The government has announced grant funding to Mole Solutions for a nine-month feasibility study in Northampton. It will assess the viability of transporting goods in driverless steel carts via underground tubes, powered by magnetic waves produced by electricity.
This technology already works above ground with maglev trains, and could be employed underground to propel freight from the town's outskirts to inner town nodal points.
The technology could revolutionise the logistics industry and reduce traffic and air pollution. Without traffic jams, goods could be transported at high speeds and to accurate timetables around the clock, theoretically without causing disruption to people living near main roads. Other services (e.g. oil, gas, water, and electricity) are delivered via underground media - the Post Office employed underground delivery methods years ago in London - so the idea feels feasible. The development and operation of this new system could also boost employment in the construction and engineering sectors.
The question for logistics companies is whether to get on board immediately if the study proves successful in the hope that investment could lead to market domination.

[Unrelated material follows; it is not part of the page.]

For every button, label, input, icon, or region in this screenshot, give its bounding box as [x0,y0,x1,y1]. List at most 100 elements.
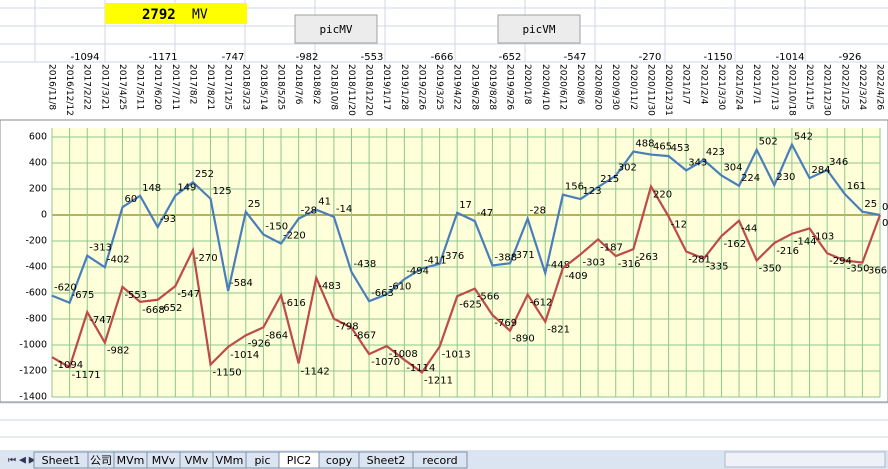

There is a danger of getting left behind if customers choose the potentially more environmentally-friendly and reliable underground methods even if the costs are greater. Meanwhile, as roads get slower and more expensive to travel on, the traditional model of a logistics company may need reviewing.
However, despite reports of certain companies’ (e.g. DHL) involvement from early on, others may be sceptical. Developing technology of this nature is slow and costly, without the guarantee it’ll ever be put into practice. Digging tunnels for tubes will cause protests by neighbours even if scientists can locate routes to avoid disrupting existing pipes, supply lines and drains.
Inhabitants may worry about ground stability, vibrations and noise from the tubes below. Recent fracking-related protests are a prime example of how a community’s sentiments can cause disruption to proposed developments. If the tunnelling companies are unable to buy all the land they need, will the landowners grant them tunnelling rights under their properties or will the government have to pass legislation to give them rights, possibly with compensation to the landowners?
Even if there’s sufficient funding for the development and operation of the system, it’s hard to predict reliability and safety, which may be harder to control and maintain than overground transport methods. Rafts of legal contracts would be necessary throughout the operation for the initial purchasing or leasing of land, for the grant of rights to create and use tunnels, for general construction work, for use of the tube and between carriers and their clients ensuring transmission of goods from and to the drop-off and pick-up points of the tunnels.
Where additional forms of transport and carriers are involved, there’s an increased potential for damage to goods, resulting in litigation. Depots and storage premises would be required wherever the tubes surface, potentially leading to more construction and property transactions as the industry shifts its focus to both transport methods and prime locations for business.
Logistics companies should watch the developments carefully. The science fiction of today could easily become reality tomorrow and success in the future may literally lie beneath our feet.